Dans l'ensemble, ce rapport préliminaire apparaît ainsi comme un document de travail interne, révélant des zones d’incertitude comptable et des débats sur la manière de structurer les dépenses avant consolidation.
S'agissant des soupçons de détournement, la défense affirme qu'aucun de ces éléments ne saurait constituer la preuve d’une malversation. Elle insiste sur le fait que les organisateurs ont eux-mêmes rendu publiques des informations financières, et que l’absence d’intention frauduleuse est manifeste.
Pour les avocats, les irrégularités administratives éventuelles ne peuvent être interprétées comme des infractions pénales sans éléments matériels établissant un enrichissement ou une volonté de détournement.
Conclusion : derrière le dossier financier, un enjeu politique ?
Au terme des investigations, plusieurs éléments sont mis en avant par les enquêteurs : l’ampleur des fonds collectés, le recours massif aux espèces, et l’absence de cadre comptable pleinement structuré. Ces facteurs constituent la base des qualifications pénales retenues à ce stade, notamment celles liées à l’enrichissement illicite et au blanchiment d’argent.
Toutefois, ces qualifications restent conditionnées aux résultats des vérifications financières en cours, notamment les réponses attendues des institutions bancaires suite aux réquisitions judiciaires, lesquelles n’ont pas encore été versées au dossier au moment des mandats de dépôt.
Au-delà de la dimension strictement financière, le calendrier de l’ouverture de l’enquête interroge. Le dossier est relancé dans la foulée des événements de Sidi Bou Saïd, marqués par l’interdiction de départ de la flottille et par la préparation d’une nouvelle mobilisation.

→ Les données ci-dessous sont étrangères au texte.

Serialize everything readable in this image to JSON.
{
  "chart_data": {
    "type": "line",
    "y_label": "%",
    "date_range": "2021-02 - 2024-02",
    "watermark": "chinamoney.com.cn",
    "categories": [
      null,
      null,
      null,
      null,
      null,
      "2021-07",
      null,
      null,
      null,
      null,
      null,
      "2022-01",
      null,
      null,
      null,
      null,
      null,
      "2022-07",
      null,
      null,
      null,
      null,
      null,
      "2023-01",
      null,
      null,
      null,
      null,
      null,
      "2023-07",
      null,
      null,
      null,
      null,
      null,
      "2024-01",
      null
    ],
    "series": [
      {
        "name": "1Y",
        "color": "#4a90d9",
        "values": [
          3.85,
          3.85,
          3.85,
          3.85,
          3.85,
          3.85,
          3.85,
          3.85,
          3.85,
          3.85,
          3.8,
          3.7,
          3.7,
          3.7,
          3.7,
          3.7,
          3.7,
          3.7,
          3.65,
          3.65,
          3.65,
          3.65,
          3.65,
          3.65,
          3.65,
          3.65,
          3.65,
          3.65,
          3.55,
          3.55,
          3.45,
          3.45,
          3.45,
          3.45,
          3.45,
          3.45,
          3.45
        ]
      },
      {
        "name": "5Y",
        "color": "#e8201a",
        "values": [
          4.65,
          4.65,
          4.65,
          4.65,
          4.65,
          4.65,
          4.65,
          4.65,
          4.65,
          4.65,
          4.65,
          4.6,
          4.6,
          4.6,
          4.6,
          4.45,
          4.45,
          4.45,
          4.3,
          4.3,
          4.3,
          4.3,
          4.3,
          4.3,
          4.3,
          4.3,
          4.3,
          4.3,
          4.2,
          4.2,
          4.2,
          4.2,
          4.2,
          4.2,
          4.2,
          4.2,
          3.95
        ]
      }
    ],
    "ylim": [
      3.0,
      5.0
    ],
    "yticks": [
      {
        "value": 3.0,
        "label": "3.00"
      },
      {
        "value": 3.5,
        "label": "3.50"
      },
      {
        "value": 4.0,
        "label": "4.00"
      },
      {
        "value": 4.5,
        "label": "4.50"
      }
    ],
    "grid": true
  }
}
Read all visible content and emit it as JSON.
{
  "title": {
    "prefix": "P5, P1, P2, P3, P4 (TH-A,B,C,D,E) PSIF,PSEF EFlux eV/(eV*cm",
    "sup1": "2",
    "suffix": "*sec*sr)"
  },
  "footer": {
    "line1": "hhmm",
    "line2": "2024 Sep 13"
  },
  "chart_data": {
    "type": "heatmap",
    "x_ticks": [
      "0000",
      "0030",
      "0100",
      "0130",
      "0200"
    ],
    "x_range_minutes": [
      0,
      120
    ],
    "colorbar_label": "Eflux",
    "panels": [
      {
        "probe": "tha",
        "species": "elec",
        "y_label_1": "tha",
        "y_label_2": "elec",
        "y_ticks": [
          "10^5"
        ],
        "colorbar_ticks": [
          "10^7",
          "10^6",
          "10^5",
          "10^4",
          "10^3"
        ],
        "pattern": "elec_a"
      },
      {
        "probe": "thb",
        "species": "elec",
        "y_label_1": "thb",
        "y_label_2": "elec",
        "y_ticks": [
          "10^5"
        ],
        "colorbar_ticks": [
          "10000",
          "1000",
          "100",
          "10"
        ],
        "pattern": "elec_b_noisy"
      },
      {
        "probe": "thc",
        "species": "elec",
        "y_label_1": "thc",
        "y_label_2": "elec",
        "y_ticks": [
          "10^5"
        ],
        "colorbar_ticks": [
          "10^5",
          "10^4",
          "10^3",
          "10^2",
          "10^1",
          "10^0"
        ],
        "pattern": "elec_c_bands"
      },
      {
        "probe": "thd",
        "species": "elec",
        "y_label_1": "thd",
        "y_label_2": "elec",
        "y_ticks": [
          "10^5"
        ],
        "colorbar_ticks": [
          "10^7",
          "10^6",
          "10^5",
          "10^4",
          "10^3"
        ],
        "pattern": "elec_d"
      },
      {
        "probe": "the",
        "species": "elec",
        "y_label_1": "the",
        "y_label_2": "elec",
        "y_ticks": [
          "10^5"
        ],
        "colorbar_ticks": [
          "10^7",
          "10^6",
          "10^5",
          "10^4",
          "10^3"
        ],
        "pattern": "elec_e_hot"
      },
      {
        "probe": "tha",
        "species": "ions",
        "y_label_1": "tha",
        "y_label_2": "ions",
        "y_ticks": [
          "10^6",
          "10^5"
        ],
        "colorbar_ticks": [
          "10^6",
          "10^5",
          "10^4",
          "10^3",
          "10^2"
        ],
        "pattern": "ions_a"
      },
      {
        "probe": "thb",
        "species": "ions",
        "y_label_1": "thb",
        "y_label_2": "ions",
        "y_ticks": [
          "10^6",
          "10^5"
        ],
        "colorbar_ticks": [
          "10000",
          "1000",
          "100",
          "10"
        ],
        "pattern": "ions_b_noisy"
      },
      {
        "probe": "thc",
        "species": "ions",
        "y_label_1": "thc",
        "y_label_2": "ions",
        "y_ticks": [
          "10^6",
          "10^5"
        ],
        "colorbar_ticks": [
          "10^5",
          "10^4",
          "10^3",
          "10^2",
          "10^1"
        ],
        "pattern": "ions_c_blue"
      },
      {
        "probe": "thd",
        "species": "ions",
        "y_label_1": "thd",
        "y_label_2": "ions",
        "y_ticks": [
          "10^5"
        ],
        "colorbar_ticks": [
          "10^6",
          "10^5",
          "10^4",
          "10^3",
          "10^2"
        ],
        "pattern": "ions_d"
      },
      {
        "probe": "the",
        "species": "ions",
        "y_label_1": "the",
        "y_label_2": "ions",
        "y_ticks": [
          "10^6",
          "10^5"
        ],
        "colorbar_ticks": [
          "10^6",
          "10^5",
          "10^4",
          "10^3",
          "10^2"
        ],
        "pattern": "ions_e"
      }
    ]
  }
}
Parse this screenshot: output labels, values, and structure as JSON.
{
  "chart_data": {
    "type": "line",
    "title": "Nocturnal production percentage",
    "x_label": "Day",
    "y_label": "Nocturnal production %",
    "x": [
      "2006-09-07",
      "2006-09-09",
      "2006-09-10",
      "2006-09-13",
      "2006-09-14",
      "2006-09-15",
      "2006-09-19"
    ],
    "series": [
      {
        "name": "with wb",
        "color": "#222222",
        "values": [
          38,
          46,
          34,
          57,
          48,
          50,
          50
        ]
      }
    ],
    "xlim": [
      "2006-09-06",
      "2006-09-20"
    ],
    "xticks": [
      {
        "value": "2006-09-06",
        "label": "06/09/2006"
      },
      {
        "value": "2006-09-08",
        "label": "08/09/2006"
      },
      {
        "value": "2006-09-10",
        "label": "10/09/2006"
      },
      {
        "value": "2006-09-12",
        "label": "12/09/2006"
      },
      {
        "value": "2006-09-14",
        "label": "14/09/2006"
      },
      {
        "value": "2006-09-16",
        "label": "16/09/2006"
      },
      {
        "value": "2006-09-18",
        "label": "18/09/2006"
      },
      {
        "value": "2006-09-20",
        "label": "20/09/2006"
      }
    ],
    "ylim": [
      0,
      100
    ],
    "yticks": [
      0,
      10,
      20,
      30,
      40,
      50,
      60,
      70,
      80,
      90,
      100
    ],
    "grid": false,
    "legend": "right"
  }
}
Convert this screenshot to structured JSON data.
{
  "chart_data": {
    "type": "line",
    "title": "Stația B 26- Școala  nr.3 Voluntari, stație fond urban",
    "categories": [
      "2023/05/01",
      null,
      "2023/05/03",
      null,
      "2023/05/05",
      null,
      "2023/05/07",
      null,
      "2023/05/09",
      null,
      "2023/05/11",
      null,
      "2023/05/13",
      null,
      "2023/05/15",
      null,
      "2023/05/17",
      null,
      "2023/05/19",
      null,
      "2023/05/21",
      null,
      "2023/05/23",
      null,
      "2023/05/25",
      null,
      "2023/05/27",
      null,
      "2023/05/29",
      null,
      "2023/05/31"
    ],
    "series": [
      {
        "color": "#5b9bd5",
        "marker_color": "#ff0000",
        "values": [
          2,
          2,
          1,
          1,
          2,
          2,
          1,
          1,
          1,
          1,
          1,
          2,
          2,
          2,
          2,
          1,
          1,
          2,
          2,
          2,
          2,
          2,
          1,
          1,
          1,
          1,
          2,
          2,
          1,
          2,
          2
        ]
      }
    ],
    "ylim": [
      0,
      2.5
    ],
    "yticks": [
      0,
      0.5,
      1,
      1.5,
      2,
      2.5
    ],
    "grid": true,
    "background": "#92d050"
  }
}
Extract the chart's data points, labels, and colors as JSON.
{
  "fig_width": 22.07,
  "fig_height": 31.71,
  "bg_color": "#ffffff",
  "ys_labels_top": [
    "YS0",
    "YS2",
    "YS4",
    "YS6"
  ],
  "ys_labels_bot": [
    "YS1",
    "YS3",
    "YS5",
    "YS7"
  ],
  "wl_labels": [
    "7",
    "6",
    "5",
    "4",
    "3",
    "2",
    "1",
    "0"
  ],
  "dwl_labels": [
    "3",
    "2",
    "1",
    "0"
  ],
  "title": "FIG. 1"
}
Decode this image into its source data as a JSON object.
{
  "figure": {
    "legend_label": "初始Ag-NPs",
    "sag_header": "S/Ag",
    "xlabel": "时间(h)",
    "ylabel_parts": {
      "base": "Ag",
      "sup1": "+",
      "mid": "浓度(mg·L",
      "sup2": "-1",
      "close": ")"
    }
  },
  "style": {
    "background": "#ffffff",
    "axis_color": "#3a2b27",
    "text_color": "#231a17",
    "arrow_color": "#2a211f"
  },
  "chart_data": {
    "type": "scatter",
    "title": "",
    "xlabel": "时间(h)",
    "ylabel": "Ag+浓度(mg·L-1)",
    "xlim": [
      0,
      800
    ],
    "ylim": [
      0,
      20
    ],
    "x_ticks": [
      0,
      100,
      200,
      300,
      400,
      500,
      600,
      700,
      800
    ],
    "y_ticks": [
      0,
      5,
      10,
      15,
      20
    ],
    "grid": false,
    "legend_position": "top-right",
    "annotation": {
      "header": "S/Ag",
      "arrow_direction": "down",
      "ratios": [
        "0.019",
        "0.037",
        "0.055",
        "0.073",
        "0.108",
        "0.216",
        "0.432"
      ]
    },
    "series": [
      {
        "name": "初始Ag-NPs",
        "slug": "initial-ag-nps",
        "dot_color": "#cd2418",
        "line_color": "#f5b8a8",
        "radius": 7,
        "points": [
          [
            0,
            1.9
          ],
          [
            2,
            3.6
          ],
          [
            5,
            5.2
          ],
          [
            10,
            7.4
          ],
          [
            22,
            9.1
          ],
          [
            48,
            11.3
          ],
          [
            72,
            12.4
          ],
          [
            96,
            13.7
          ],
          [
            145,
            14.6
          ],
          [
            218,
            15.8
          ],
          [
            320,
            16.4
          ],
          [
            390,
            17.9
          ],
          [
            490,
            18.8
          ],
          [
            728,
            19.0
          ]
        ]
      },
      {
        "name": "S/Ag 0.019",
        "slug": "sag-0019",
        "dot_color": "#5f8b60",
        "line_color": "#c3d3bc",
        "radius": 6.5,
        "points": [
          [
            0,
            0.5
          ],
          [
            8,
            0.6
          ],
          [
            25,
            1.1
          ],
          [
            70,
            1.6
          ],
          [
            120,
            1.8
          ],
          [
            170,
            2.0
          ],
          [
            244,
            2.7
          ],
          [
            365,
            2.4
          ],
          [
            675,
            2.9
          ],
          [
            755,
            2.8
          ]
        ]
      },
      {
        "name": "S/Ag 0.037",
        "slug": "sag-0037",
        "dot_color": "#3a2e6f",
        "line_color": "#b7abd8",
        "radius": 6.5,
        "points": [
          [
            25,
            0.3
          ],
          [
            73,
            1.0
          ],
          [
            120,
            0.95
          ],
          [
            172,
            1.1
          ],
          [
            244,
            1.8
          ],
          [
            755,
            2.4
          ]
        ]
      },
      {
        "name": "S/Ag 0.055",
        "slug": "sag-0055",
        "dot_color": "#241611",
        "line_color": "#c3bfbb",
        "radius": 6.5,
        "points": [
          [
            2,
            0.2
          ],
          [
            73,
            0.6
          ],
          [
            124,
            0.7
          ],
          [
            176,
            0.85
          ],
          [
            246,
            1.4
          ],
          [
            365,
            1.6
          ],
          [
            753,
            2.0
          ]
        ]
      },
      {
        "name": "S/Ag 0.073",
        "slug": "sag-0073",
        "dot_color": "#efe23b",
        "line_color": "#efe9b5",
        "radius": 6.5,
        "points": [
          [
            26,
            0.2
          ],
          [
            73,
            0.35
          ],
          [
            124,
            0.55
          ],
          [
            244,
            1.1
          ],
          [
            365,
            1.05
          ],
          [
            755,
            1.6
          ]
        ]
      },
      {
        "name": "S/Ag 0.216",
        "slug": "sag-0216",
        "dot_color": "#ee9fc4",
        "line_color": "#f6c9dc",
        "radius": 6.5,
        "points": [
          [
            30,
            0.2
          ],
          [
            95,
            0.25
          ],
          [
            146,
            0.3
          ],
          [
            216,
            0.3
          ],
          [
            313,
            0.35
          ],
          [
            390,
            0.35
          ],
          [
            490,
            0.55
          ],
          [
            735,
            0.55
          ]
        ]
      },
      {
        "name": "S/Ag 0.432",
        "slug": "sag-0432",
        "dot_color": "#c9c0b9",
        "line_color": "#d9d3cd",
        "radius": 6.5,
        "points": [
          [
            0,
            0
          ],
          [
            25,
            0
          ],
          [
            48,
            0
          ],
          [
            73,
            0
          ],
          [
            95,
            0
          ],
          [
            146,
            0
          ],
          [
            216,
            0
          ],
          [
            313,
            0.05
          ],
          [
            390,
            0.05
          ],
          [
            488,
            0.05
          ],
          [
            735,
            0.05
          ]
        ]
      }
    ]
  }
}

L’absence d’éléments publics faisant état d’investigations approfondies antérieures à ces événements alimente des interrogations sur la temporalité de la procédure. Dans ce cadre, l’affaire dépasse le seul champ juridique et financier pour s’inscrire également dans un espace de lecture politique, où s’entrecroisent enjeux de gouvernance, liberté d’organisation et rapports entre initiative civile et autorité publique.